As noted, I do have a little bit of experience at real racing, and a whole lot more sim racing experience than Ben Collins. Ben is undoubtedly better at real racing than I, and will be better at feedback in real cars. But I'm not sure that that correlates to good feedback in sims - no g-forces or vibrations. A fairly static 2D view of the 3D world, articifical force-feedback (that as we all know is very very difficult to setup to feel right even when the base code is excellent), artificial sound generation (either real time or samples)... So I don't think he's necessary any good at all at giving comparison feedback between sim and real life, just like Mr Earnhardt (I think) gave the thumbs up to the monstrosity that is (was? Haven't played in years) iRacing.[/QUOTE]
Thanks.
I don't claim to be the best driver, the best engineer or the best sim racer. Hell, Dennis Lind on this forum is way better than me, let alone Valtteri Bottas (ex-short term LFSer)........ Alex Gassman (minimaxman I think) is very good. So I'm outclassed on this forum, let alone in the rest of the world, but that doesn't mean I'm totally useless either.
But having done a fair bit of both (nigh on 25 years of 'sim' racing, although granted the first 15 years of the genre were pretty poor really), and won a few races and championships in both, I do think I'm fairly able to tell what's 'right' and what 'isn't' in sims. I do suffer from bias some of the time (I don't think I could ever like rFactor, even if a 'perfect' mod was released for it!! Although I do have it installed and I do use it to fiddle with new tracks before I race on them).
This year is going okay. Still racing, although I always suspect that each year is the last, so I may have to stop soon.
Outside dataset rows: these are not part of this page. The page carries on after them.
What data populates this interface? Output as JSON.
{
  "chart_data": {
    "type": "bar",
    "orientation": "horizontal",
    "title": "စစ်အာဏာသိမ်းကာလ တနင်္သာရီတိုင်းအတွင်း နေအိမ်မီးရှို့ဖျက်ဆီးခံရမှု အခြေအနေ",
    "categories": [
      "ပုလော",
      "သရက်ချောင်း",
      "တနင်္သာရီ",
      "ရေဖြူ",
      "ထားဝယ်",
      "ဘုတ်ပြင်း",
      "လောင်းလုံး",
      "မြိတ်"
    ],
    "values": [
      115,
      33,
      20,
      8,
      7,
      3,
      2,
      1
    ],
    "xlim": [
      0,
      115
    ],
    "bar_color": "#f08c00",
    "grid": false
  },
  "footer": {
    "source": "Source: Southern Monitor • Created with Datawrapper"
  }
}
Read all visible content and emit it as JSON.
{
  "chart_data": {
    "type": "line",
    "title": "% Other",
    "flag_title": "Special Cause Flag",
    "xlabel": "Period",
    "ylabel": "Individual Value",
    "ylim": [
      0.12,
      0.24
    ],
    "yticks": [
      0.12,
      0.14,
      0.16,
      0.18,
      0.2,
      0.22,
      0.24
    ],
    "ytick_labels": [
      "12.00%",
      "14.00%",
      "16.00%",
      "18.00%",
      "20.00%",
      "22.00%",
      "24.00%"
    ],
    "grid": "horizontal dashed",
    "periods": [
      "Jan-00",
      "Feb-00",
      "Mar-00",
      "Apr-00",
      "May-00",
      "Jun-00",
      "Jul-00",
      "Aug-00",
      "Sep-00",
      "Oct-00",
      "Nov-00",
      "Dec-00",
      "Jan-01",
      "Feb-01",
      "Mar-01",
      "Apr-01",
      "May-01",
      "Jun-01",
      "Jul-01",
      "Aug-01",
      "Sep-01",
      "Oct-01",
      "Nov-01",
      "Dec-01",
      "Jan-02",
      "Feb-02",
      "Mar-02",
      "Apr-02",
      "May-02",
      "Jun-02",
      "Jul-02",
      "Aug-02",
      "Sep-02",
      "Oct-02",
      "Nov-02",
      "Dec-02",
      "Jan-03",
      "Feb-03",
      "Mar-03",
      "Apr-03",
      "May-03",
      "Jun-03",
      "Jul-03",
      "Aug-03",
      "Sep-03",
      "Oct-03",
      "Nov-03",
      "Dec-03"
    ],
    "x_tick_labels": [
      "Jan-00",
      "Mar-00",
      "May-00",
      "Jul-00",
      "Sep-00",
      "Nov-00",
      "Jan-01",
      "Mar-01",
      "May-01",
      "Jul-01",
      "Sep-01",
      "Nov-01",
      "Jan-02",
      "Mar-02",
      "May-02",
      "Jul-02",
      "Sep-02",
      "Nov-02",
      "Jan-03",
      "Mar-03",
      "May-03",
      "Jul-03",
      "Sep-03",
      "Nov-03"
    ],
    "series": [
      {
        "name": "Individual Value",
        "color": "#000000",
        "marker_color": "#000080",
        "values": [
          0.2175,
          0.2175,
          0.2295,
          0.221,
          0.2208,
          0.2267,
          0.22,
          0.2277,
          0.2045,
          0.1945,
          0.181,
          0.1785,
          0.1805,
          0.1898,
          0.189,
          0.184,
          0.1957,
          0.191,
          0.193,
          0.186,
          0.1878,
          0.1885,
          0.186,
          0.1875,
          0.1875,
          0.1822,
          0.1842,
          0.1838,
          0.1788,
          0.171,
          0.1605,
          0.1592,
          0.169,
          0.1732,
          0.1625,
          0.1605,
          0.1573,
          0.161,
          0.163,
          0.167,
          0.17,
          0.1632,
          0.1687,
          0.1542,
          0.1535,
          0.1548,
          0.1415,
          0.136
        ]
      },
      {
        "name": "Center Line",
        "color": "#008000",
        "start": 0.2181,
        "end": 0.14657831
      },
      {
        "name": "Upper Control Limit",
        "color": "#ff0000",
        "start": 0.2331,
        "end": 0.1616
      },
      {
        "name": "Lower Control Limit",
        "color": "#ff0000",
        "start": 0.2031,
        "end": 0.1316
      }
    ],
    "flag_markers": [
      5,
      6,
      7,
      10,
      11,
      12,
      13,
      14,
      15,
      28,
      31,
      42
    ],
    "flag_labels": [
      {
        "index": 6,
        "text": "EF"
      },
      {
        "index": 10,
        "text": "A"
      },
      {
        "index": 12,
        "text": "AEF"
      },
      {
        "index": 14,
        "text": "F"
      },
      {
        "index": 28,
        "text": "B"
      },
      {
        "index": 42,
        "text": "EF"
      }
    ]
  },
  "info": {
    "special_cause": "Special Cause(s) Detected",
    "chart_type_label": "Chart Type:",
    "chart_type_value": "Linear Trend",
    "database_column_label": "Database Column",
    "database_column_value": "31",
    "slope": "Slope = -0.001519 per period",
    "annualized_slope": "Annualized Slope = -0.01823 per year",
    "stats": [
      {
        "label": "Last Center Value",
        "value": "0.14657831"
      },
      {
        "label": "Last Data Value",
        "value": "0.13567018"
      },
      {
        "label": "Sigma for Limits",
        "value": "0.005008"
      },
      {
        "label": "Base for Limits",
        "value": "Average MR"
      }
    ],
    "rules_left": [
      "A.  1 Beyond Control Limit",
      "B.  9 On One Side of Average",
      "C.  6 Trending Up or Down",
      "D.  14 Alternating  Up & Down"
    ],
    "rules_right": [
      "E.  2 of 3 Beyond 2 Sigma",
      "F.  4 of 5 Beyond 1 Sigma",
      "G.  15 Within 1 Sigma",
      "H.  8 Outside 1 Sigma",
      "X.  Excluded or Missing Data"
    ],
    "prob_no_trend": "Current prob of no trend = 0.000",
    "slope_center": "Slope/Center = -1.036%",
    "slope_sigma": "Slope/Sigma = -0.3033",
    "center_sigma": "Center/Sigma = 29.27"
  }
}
Ought to spend money on houses and gadgets and families rather than throwing it at a racing car. Won my first race of the year three weeks ago. The next day I made an error that resulted in a compression fracture of my spine (I still finished 4th, but was 2nd at the time of the accident). That's healing well, and I am hoping to back near the front this weekend at Brands Hatch (GP circuit). There are a couple of good drivers I'm fighting will, plus Alice Powell who, being semi-pro and having had a year of GP3 in 2012, who is leading the championship. So I'm having to up my game to compete with her, but the season isn't over yet.
I haven't asked for my pCars refund, but at the same time I see a lot of progress in areas that much to do with the simualtion side of things. The console noises do suggest it'll be dumbed down, and I don't think they'll want to maintain two lots of code to keep the PC simmers happy. I might be wrong. But pCars in a single seater at Spa is one of the worst sim experiences I've had for a long time. rFactor is better (and I really don't like rFactor).
I disagree, with the potential revenue streams from consoles, $100k here and $20k there are drops in the ocean, obviously this depends on customers reaction to your following point...without a publisher raping the spoils SMS can net all but the distribution costs of the selling price.
Part of the process of finishing the game is going to be about "quick options" for the console players to click one button and get settings configured to make it easier.
Have you heard of libel laws, this is pretty strong stuff to accuse SMS of? The FSA have probed the whole setup diligently, and signed it off with just some legal structure changes. Your opinion of how the game will turn out may be proven wrong, yet you state it as supporting evidence of your accusation. Seriously, think about what you are posting please, for your own sake. I'm not going to sue you but if you write stuff like that regularly, someone will come after you. You are calling a reputable company fraudsters and liars, not recommended in my experience.
The two things don't have to be mutually exclusive, I don't understand why people insist they do? Why can't a great Sim have a great career mode and options to make it accessible and playable to novices, doesn't sound like rocket science to me.
I'm probably going to get all of them, obviously I've backed pCars so I want it to be the daddy, whatever happens the next 12 months is looking as though virtual racing is coming back to the fore as a genre. Call it Sim, Simcade, Arcade whatever label you want to put on the games (which regardless of label is what they will all be), I'm looking forward to a great year.